Midmarket recovery intensifies despite protectionist US trade strategy - institutional investors intensify competitive pressure on established funds.

Market recovery despite geopolitical uncertainties

The German private equity midmarket is showing signs of recovery, as documented by the latest DBAG Monitor. At 5.2 out of 10 points, the deal flow rating reached its highest level since the end of 2023. This improvement comes in parallel with increased geopolitical challenges due to US trade policy under President Trump. DBAG CEO Tom Alzin interprets the development as confirmation of the strategic realignment towards digital business models and software-based solutions. Europe is benefiting from the US tariff policy, as American investors are looking for alternative markets.

Protectionism as a catalyst for capital reallocation

The Trump administration is having a fundamental impact on PE strategies: 43% of the managers surveyed report intensified due diligence inquiries regarding the impact of tariffs. Funds are responding by investing more in domestic market-oriented sectors instead of export-dependent industries. This defensive strategy is paying off: 40 percent of respondents report an increase in capital inflows into European funds. Paradoxically, the protectionist US policy is acting as a growth driver for continental PE activities.

Value creation through operational excellence instead of multiple expansion

PE strategies are increasingly focusing on fundamental value enhancement. 80 percent of managers identify cost reduction as the primary lever, while 47 percent prioritize business expansion. Buy-and-build approaches remain dominant, but reflect more realistic valuation expectations. This operational focus contrasts with historical multiple-driven returns and signals structural market changes. PE firms need to invest more in transformation skills rather than relying on financial arbitrage.

Exit restraint in the face of persistent valuation uncertainty

Despite improved sentiment, exit strategies remain conservative: 86% of managers do not see their portfolio companies as ready to sell. Only three percent rate the current exit environment more positively than in the previous year, while 23 percent note a deterioration. This reluctance reflects realistic valuation expectations and the focus on sustainable value appreciation prior to sale. PE funds deliberately extend holding periods to optimize their portfolios.

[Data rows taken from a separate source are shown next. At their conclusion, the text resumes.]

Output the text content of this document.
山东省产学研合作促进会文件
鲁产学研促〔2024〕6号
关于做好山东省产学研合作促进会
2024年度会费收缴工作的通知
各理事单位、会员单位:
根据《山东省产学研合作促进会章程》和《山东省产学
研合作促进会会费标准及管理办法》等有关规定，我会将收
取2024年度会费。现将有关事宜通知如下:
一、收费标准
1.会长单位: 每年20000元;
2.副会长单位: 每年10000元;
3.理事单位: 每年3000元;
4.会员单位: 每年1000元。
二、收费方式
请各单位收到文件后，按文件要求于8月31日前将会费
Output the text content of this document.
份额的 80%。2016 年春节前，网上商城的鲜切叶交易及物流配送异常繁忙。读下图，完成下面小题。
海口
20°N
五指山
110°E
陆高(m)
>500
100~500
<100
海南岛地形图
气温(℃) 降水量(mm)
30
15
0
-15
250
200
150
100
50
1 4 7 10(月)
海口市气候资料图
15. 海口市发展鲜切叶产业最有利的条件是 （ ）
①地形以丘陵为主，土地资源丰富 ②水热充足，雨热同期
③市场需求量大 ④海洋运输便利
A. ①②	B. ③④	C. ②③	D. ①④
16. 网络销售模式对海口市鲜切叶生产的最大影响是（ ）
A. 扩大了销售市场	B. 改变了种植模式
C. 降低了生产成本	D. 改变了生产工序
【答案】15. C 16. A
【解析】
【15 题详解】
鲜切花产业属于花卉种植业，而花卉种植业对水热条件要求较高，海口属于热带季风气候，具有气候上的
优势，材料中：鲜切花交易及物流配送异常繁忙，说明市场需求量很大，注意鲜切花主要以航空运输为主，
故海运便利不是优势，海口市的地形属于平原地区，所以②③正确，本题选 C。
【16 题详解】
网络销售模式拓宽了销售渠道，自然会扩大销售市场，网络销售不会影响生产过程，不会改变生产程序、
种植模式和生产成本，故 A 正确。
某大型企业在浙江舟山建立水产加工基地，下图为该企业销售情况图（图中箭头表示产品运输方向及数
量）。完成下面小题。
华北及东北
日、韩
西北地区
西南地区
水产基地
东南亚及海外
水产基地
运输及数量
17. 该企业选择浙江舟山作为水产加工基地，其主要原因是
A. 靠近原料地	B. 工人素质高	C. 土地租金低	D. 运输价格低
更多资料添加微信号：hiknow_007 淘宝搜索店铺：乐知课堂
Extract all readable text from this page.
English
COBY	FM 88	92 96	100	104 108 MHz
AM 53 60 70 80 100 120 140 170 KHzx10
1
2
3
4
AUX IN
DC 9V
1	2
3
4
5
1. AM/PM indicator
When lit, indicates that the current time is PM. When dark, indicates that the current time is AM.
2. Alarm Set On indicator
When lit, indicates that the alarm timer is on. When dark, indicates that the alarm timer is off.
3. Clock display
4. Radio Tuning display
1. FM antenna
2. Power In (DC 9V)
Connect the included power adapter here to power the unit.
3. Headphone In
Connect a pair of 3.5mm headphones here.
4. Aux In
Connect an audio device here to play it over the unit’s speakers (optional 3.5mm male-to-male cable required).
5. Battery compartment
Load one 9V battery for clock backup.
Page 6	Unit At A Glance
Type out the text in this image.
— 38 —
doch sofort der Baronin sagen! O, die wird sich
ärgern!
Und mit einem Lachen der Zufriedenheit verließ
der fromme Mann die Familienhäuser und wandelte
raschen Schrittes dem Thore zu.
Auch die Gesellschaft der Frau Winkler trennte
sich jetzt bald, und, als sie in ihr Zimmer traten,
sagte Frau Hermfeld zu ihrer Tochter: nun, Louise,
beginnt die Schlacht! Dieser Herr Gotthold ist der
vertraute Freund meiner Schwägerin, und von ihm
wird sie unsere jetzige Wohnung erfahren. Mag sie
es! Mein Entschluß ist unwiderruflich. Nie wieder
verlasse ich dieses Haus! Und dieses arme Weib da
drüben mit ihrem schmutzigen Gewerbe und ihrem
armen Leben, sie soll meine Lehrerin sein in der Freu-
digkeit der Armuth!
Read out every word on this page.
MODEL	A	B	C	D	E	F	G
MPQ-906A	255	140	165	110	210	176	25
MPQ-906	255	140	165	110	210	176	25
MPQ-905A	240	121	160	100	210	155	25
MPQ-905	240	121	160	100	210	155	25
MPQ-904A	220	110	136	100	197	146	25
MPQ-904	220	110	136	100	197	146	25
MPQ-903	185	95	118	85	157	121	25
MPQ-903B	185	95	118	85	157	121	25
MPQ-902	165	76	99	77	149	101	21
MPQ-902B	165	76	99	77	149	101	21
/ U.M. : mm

Institutional investors intensify competition

An unexpected trend is weighing on established PE players: 37% of managers identify pension funds, sovereign wealth funds and similar institutions as serious competition - more than twice as many as in the previous year (18%). This historic high since 2015 signals fundamental market shifts. DBAG board member Jannick Hunecke predicts increased selection pressure: Established players must differentiate operational excellence and governance expertise, as the market is becoming more selective but more profitable for transformation specialists.

Staff expansion despite volatile conditions

PE firms are responding to tougher competition by strengthening their teams: 33% are planning moderate staff increases compared to 23% in December 2024. This expansion despite uncertainties underlines the confidence in medium-term market opportunities. For professional services, this results in consulting opportunities in due diligence, compliance and structured portfolio optimization in an increasingly complex regulatory environment.